Burberry –
London For Men (2006)
Thomas
Burberry isimli yirmi bir yaşındaki genç, 1856 yılında kendi ismiyle kuracağı
markasının bu kadar büyük başarılar kazanabileceğini muhtemelen düşünemezdi.
İster zamanı gelmişti deyin ister kader deyin, 19. Yüzyıldan 21. Yüzyıla
sürekli büyüyerek ve gelişerek gelen Burberry, artık küresel moda sektörünün en
önemli oyuncularından birisi. Abartılı olur mu bilemiyorum ama İngiltere’den
çıkan belki de en güçlü markaların arasında sayılabilir Burberry.
Bu
köklü ve gösterişli tarih, Burberry’den her anlamda beklentilerimizin yüksek
olmasına sebebiyet veriyor. Sadece uzmanlık alanları tekstil değil, ürün
verdikleri her alanda sağlam marka imajları hep arkalarında. Doğal olarak
parfümseverlerinde Burberry’den beklentileri gayet yüksek.
Burberry’nin
uzun tarihine bakacak olursak, parfümlerin fazla bir zaman dilimini kapsamadığını
görebiliriz. İlk parfümlerini 1981 yılında piyasaya sürdüklerini düşünürsek,
biraz geç bile kaldıkları söylenebilir. Fakat her tasarım markası gibi onlarda
parfümlerin ticari büyüsüne kapılmış durumdalar. Artık çok daha aktifler yeni
parfümler konusunda.
Bugünkü
konuğum London, 2006 yılında, markanın kuruluşunun yüz ellinci yıl dönümü
nedeniyle piyasaya sürüldü. Aynı zamanda bu isimle tekstil ürünleri de var
Burberry’nin. Tabii bizi ilgilendiren kısma geçeceğiz şimdi. London For Men,
uzun zaman önce kullandığım bir parfüm. Aradan geçen yılların ardından yeniden
incelemeye almamın sebebi, çok güzel bir parfüm olarak aklımda kalmış olması.

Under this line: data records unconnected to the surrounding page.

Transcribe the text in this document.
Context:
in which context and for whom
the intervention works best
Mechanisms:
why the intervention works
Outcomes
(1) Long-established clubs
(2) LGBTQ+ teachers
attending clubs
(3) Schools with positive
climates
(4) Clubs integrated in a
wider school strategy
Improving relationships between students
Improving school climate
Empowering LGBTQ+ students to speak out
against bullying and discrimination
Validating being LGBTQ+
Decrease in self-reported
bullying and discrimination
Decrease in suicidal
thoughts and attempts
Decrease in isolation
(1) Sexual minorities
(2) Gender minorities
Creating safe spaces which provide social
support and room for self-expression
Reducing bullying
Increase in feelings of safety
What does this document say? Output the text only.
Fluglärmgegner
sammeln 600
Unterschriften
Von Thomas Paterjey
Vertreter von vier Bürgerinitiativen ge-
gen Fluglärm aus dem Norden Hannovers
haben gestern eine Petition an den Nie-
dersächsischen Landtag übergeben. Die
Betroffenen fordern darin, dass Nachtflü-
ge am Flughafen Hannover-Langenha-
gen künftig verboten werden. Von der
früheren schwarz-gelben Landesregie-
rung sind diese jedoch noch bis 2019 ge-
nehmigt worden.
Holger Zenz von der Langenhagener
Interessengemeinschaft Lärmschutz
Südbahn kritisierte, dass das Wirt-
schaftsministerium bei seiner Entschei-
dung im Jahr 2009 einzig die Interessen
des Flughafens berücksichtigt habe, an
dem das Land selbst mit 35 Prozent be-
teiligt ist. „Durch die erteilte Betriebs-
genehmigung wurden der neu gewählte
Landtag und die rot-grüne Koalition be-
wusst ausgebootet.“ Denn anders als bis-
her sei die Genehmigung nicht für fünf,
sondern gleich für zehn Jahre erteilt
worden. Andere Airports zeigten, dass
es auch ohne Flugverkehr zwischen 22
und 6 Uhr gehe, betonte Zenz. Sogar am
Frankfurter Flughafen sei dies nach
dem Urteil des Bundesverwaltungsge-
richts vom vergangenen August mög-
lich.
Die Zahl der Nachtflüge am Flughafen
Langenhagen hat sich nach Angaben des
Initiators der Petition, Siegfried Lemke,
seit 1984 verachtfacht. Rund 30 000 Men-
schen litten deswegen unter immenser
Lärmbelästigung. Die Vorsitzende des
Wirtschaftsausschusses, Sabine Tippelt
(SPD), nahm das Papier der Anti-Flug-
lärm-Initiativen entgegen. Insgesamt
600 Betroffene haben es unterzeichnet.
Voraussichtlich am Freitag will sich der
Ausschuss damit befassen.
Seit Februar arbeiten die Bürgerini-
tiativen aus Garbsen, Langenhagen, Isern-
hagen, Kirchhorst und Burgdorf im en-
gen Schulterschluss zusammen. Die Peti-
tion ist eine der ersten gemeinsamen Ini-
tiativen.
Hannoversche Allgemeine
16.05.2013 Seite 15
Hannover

Bakalım aradan geçen yıllar, neler düşündürtecek bana.
Fragrantica’da
baharatlı oryantal olarak sınıflandırılmış London For Men. Üzerime sıktığımda
beni ekşi meyveler karşılıyor. Tatlımsı kırmızı meyvelere (kiraz, vişne),
çimensi sayılabilecek yeşillikler eşlik ediyor. Hafiften yapaylık barındıran
üst notalar benim sevdiğim gibi ama yüksek kaliteli değil. İlerleyen
dakikalarda kokusuna baharatlar ekleniyor. Tarçın ve biber olduğunu tahmin
ettiğim baharatla harmanlanan kiraz ekşiliği gayet güzel hale getiriyor
kokusunu. Bu andan itibaren biraz da tütün/tütün yaprağı ve içki (şarap) algılıyorum.
Orta bölümü yine yüksek kaliteli değil ama gayet başarılı. Son kısımlarda koku
formu değişmiyor. Tatlılık ve baharatlar azalıyor sonlarda. Yoksa deri mi var
kapanışta? Ya da odunsu notalar. Büyük ihtimalle ikisi de mevcut.
London
For Men, tatlı/ekşi, meyveli, baharatlı, tütünlü ve zaman zaman içkimsi
kokuyor. Başlangıçtaki meyvemsilik, yerini orta bölümde baharatlara bırakıyor.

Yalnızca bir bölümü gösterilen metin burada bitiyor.